Widower Michael Kivlehan, 34, accused Leitrim coroner Eamon MacGowan, of presiding over a cover-up at a preliminary hearing last month after he initially said he would call six medics.
The coroner revised his plans — offering to hear evidence from 17 witnesses and asking for recommendations — after family lawyers threatened to challenge him in the High Court.
Twelve doctors and seven midwives were involved in Mrs Kivlehan’s care in Sligo, as well as a number of doctors and nurses in Belfast.
Mr Kivlehan’s lawyers, Callan Tansey based in Sligo, said the development is a positive step forward.
Mr MacGowan originally offered to hear from two doctors from Sligo, two doctors from the Royal in Belfast, Mr Kivlehan, and Dr Peter Boylan, the former master of Holles St and a consultant obstetrician.
Dr Boylan gave evidence as an expert witness in the inquest into the death of Indian dentist Savita Halappanavar, who died in hospital in Galway in October 2012 after suffering a miscarriage and blood poisoning. The deaths and care of the two women in hospital have drawn parallels.
The inquest is due to begin in Carrick-on-Shannon courthouse on September 22 — a day after the couple’s son Dior celebrates his fourth birthday.

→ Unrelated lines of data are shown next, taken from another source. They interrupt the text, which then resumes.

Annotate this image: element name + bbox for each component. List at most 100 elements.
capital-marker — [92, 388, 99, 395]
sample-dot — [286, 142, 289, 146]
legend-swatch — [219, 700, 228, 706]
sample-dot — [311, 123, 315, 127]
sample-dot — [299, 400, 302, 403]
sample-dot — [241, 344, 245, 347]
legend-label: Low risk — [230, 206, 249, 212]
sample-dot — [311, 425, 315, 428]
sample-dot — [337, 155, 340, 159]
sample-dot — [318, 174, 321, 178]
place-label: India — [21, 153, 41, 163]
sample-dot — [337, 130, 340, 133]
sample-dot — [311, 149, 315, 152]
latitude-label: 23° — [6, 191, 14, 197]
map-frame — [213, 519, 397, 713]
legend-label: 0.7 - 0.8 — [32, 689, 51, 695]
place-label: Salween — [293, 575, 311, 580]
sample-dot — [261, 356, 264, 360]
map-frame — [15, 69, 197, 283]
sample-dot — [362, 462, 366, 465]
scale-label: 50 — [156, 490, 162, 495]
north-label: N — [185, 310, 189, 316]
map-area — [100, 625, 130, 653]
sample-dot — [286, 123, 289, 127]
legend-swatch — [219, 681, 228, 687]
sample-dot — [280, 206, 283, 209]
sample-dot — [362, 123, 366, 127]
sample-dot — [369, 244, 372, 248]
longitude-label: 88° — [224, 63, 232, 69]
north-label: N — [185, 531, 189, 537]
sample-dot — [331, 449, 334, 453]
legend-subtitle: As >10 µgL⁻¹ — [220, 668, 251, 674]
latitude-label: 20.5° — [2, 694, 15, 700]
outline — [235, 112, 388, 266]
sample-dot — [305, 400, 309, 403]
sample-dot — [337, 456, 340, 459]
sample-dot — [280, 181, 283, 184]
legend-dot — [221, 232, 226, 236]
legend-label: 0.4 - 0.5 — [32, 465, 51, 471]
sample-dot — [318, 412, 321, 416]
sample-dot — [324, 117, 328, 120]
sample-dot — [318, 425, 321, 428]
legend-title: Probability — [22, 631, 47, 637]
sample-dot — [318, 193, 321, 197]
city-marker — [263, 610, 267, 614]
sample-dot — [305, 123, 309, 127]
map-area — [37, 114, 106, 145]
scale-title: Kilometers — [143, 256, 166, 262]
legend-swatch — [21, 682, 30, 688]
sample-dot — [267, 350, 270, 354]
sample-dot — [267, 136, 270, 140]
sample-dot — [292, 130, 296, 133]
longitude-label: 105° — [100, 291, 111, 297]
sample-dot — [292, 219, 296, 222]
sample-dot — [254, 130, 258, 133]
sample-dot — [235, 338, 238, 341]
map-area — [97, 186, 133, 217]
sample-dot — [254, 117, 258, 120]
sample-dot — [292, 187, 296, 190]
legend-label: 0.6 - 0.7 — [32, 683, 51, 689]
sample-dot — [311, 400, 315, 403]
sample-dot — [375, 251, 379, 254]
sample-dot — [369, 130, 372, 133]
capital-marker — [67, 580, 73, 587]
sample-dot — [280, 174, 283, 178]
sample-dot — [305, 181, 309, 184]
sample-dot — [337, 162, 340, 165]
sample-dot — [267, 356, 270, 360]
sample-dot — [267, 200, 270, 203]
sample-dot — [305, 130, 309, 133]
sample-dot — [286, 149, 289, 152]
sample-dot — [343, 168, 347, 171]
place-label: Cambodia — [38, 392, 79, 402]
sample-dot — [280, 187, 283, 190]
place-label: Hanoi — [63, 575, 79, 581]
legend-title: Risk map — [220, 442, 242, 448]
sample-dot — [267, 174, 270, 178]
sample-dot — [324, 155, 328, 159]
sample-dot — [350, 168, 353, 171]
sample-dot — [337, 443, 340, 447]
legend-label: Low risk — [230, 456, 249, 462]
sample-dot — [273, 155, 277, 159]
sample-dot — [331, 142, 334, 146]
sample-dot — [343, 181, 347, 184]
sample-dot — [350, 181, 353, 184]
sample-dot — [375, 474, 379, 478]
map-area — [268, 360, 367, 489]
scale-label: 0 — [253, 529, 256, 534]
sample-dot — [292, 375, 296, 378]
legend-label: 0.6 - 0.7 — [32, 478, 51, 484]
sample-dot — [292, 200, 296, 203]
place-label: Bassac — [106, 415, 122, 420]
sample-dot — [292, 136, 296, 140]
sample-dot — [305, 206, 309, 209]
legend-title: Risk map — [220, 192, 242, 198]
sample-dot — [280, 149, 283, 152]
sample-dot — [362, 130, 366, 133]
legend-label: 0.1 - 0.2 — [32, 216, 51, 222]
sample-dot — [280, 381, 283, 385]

Belfast coroner John Leckey had suggested 24 witnesses would be called when an inquest opened in the North.
The hearing was moved to the Republic amid concerns that medics from Sligo could not be compelled north of the border and after Attorney General Maire Whelan intervened to ask Dr Leckey if he would agree to a change in jurisdiction.
Mr Kivlehan and son Dior were awarded almost €1m late last year after the HSE apologised for shortcomings in the young mother’s care.
Mrs Kivlehan was suffering from a severe variant of pre-eclampsia called Hellp in Sligo and was airlifted to Belfast.
Mrs Kivlehan was two weeks over her due date when she arrived at Sligo General on September 20 in labour. The results of blood tests taken that day, which showed “grossly abnormal liver function and grossly abnormal kidney function”, were not followed up by her doctors or reported back by the lab for another 12 hours.
Baby Dior was delivered by C-section shortly before 6am the following day.
The hearing was told two doctors in Sligo agreed that the emergency procedure was needed to deliver the baby and then Mrs Kivlehan should be treated in intensive care. The civil action last year heard she was transferred to a side room off the maternity ward for a day and a half with no specialist care before being moved to intensive care.